Cinéma | Nouvelles du front
Le Conte de la princesse Kaguya (Kaguyahime no monogatari)
un film de Isao Takahata (2013)
Après une dure journée de labeur passée à récolter du bambou dans la forêt environnante, un modeste paysan découvre dans la tige d’un jeune-pousse un bien étrange enfant. Ayant recueilli la fillette, lui et son épouse assisteront incrédules à sa stupéfiante maturation, découvrant au fil du temps d’autres présents, d’ordre plus matériel cette fois-ci, à l’ombre du feuillage. Bientôt, le couple décidera que leur fille adoptive, véritable don du ciel, mérite de vivre parmi la noblesse tokyoïte plutôt que dans leur monde rural sans avenir. Mais alors que les hommes les plus riches et puissants du Japon se disputent sa main, que son père pense lui avoir offert la vie dont rêve toute jeune femme sensée, Kaguya n’aspire qu’à une chose : rejoindre d’autres terres plus fertiles et sans attaches, quitter les luxueuses étoffes et la vie de château en faveur des promesses de liberté et d’aventure d’une campagne verdoyante qui l’a vu grandir.
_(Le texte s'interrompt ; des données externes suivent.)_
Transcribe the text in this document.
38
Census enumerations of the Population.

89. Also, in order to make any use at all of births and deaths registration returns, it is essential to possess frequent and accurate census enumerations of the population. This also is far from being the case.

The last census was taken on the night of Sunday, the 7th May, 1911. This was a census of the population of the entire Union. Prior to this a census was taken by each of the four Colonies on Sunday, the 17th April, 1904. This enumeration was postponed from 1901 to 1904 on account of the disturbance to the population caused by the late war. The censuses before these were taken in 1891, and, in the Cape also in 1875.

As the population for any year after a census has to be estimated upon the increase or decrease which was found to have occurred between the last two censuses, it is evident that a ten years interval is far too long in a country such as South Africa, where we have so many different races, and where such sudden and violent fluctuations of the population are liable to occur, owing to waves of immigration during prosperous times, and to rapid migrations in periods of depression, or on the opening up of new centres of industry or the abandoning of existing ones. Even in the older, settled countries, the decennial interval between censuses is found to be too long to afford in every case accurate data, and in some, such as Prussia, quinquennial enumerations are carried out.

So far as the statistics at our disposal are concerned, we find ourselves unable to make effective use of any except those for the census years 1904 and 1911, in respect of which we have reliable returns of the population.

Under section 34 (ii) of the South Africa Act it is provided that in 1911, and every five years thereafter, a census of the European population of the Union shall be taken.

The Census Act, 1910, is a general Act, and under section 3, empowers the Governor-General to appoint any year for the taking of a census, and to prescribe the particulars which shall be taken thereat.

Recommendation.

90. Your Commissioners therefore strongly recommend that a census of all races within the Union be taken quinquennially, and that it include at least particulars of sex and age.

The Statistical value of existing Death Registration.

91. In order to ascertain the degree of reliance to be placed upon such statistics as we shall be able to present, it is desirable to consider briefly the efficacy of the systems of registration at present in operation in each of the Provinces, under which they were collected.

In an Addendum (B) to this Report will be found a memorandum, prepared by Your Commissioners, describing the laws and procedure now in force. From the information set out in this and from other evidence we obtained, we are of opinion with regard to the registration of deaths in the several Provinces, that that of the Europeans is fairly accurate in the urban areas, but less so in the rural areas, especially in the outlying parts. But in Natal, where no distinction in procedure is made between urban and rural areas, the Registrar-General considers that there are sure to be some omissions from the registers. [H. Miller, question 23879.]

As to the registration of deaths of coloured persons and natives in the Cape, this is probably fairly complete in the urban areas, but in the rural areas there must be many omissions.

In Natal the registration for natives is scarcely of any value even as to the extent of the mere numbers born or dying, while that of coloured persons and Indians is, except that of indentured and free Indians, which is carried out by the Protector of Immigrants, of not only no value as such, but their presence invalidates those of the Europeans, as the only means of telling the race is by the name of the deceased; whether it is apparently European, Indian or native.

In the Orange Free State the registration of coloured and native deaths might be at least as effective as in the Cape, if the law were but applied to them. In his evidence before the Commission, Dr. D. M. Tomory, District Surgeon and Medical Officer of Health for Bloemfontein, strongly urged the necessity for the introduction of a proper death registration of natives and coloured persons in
Adaptation d’un des plus anciens récits connus de la littérature japonaise, un texte déjà porté à l’écran par Kon Ichikawa en 1987 sous le titre de La Princesse de la lune, le dernier film d’Isao Takahata (Le Tombeau des lucioles, 1988) se joue des limites restrictives du conte pour livrer une œuvre bouleversante tant sur le plan thématique qu’au niveau visuel. Sur une trame limpide, celui de l’inévitable passage à l’âge adulte de la jeune Kaguya doublé de sa pénible assimilation d’une culture qui lui est totalement étrangère, le réalisateur révèle la difficulté de s’adapter à d’autres modes de vie que la sienne. Avec un détachement apparent qui n’est pas sans rappeler le cinéma de Yasujiro Ozu et qui évite au film de sombrer dans le pathos, Takahata fait ressentir au spectateur l’intolérable fardeau qu’entraînent les nouvelles responsabilités à mesure qu’elles ternissent l’existence jusqu’alors désinvolte de l’enfant. Autrement dit, ce sont les ravages du temps que l’écran nous dévoile, ces heurts auxquels chaque être devra un jour se confronter.
Explorant ces motifs par une narration d’une profonde sobriété, Le Conte de la princesse Kaguya exacerbe ses thèmes par l’ineffable beauté des images, chacune d’elles libérant un ahurissant torrent de créativité devant le regard ébloui du spectateur. Le moindre plan du film est composé à la perfection, le trait tantôt caricatural tantôt suggestif saisissant les émotions des personnages au vol avec une redoutable sensibilité. La douceur des animations nous plonge dans ce monde où tout n’est qu’enchantement pour ensuite se livrer à de farouches embardées alors que la tension dramatique touche à son comble. Tout du long, les couleurs éclatent à l’écran, envahissant de leurs tons riches et légères les captivantes textures des images dont le grain fibreux renvoie à l’art centenaire de l’estampe. Aussitôt esquissée, l’illustration s’évanouira pourtant, le fragile tracé échappant à la tâche d’aquarelle pour renaître ailleurs sous une autre forme.
Chez Takahata, plus que toute chose, le mouvement règne en maître. Et c’est le mouvement perpétuel du trait sous l’éclosion flamboyante des couleurs qui transcende au moindre plan la tradition vers laquelle tend chaque aspect du film, de ses origines littéraires à son traitement graphique. Exprimant l’émerveillement de sa jeune héroïne devant la fragile splendeur du monde, Le Conte de la princesse Kaguya n’omet jamais de faire entendre sa terrible détresse alors qu’elle appréhende la nature éphémère de ce qui a provoqué en elle les plus vives émotions. Davantage que sa beauté tangible, c’est dès lors l’intemporalité de l’œuvre qui impressionne, sa tendresse immuable et sa faculté à partager une sensibilité où chaque vision sublime d’un monde en plein épanouissement se fait synonyme d’une euphorie grandiose, monument exaltant la liberté de créer comme de rêver.